This inherently contrasts the Sumerian/Egyptian view of the self as well. Her identity was not predicated on her place in society—a slavegirl—but on who saw her and was with her in her suffering. She didn’t perceive herself as a necessary cog in the wheel of society, functioning to support the lives of the wealthy and powerful (as would have been the common mentality at the time), but as an individual unto herself.
Who stands beside the grieving widow with her husband in a hole? El-Roi, the God who sees the grief of the slave and the travail of the overlooked.
The same God who saw the exiled slavegirl stands atop every hole in the earth where another peasant lies curled up, weeping. Or throwing a parade.
Who needs to be buried with gold when ‘The Lord is your great reward’? (Gen. 15:1)
Romans 4 even tells us that He calls the things that are not as though they were…who’s to say that every peasant doesn’t rest in a pyramid of their own in the eyes of this hierarchy-free El-Roi?
The God Who Sees the Unseen.
The God Who puts Peasants in Pyramids.
The thing which is harder to grasp is that, although our society is far more glossy and ‘advanced’ on the surface, we still put pharaohs in pyramids and peasants in holes in the ground, so to speak.
I was curious so I made the mistake of Googling what happens to the bodies of homeless people who die on the streets.
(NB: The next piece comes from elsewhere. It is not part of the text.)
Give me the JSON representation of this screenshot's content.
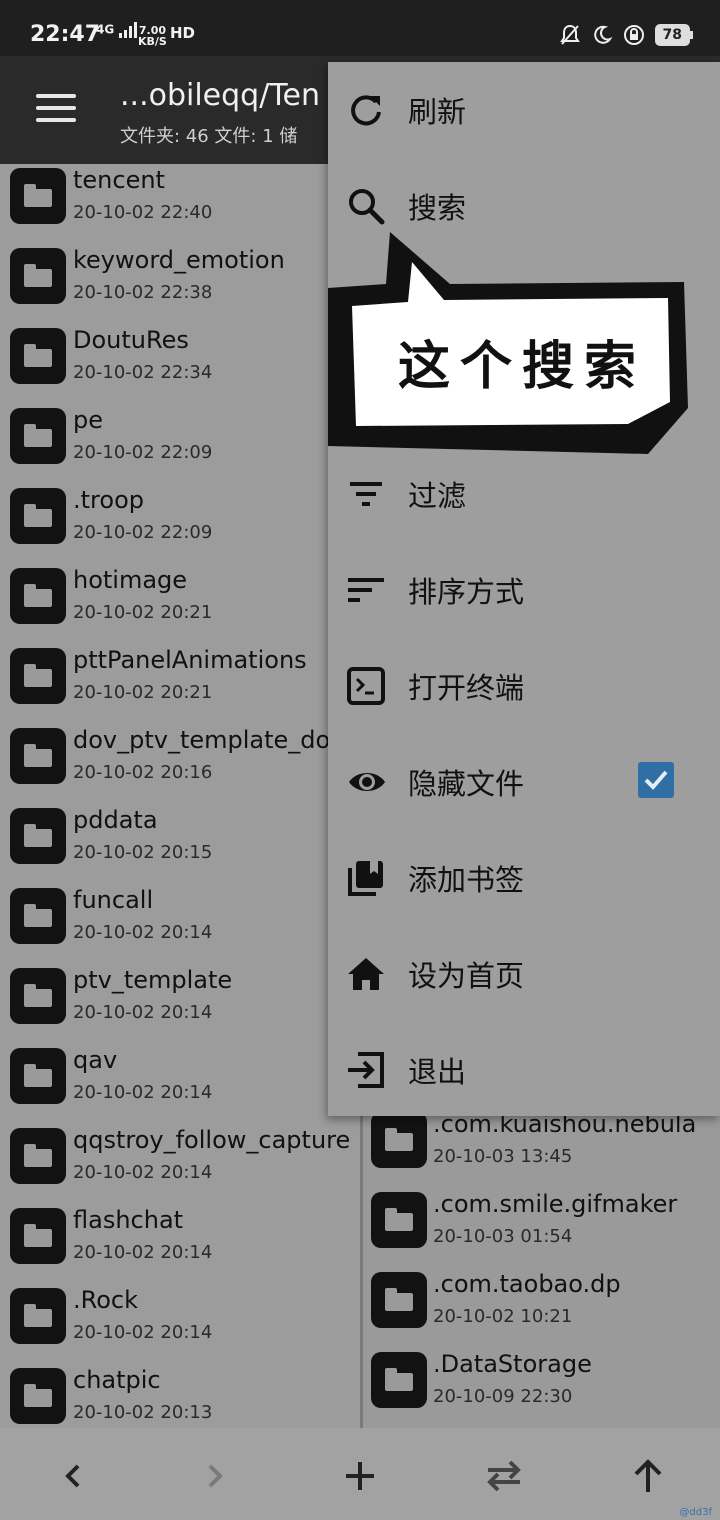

This article provided some hope of funerary services being held for the homeless, where their shelter friends could come pay their respects, but then it served up these sentences:
Many are left unclaimed at the city morgue. After 30 days, they are cremated by a private funeral home and often buried outside the city limits. There is no funeral, no head stone, just a name written in the ledger book of a Maryland or Virginia cemetery.
It blows my mind that since the days of pyramids, we have not progressed as far as we’d like to admit. There are still people slipping through the fingers of society like water, their deaths witnessed only by El-Roi as their nameless corpses are conveyed into the cremator.
My takeaway from this is simple: May we, as image bearers of God, see one another. May we not let others slip down the stream of civilization unseen until they end up in a hole in the ground.
Last night I was buying pizza at midnight at a downtown shop and a homeless man came up and started chatting with me. His agenda was clear and I was tired and hungry, eager to get home and sleep. To hurry along his spiel, I pulled a $5 bill out of my pocket and handed it to him while walking away.
Looking back on it, I did the wrong thing. I’d still give him the money, but I’d also
talk to him.
Ask his name.
See him.
Treat him like a fellow bearer of the divine spark.
Without these things, we (the world’s elite) are no better than the pharaohs of old, setting up our massive pyramids so the world can remember us after we’re gone, while the peasants outside the city walls are digging holes.